I personally do not have a problem with it. I've been served plenty of meat clinging to the bones with a death grip and dry as sand!
Ray
For ribs I like a little more texture, so I don't like the meat cooked to a point it is falling off the bone. When I bite into a rib I like to feel a little tug when the meat comes cleanly off the bone. I mostly smoke/cook spare ribs and never had a problem with them drying out.
It depends on what you're cooking and what was intended. It can be either a good thing or a sign that things were taken too far.
It's a personal thing.
We can't even agree in our own family! Some like a little tug, others want little tug.
I assume we're talking ribs here.
I like the meat to fall of the bone. I actually like my ribs just a little on the dry side also, not sand dry, just enough to kind of contrast with the sauce. Still juicy, but not really juicy enough to make a big wet mess when you chew it.
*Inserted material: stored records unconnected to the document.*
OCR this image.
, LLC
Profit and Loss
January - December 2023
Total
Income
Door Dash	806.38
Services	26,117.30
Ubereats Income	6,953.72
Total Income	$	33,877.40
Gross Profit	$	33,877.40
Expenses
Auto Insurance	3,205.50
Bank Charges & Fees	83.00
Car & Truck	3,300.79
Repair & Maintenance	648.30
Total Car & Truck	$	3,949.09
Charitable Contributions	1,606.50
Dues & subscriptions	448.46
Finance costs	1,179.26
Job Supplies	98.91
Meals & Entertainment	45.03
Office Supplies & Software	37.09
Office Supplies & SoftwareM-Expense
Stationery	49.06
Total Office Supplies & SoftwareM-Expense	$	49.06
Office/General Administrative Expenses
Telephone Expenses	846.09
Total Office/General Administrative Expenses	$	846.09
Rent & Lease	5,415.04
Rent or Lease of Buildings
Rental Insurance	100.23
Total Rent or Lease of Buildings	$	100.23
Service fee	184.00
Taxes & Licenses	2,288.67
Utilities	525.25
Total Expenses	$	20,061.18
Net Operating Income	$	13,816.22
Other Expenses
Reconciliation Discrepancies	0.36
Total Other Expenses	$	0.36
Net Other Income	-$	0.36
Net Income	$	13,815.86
I also don't like having to spend an hour after dinner digging meat out of my teeth, lol.
I like to say that the meat should "pull right off the bone." What I mean by this is that when you bite into it the meat comes right off. When the meat "falls of the bone" a lot of the time you lose the meat just cutting the ribs apart and end up needing a fork (or picking up the meat with your hands ;)). You're almost ending up with pulled pork at this point. The meat should stay on the bone until you want it off.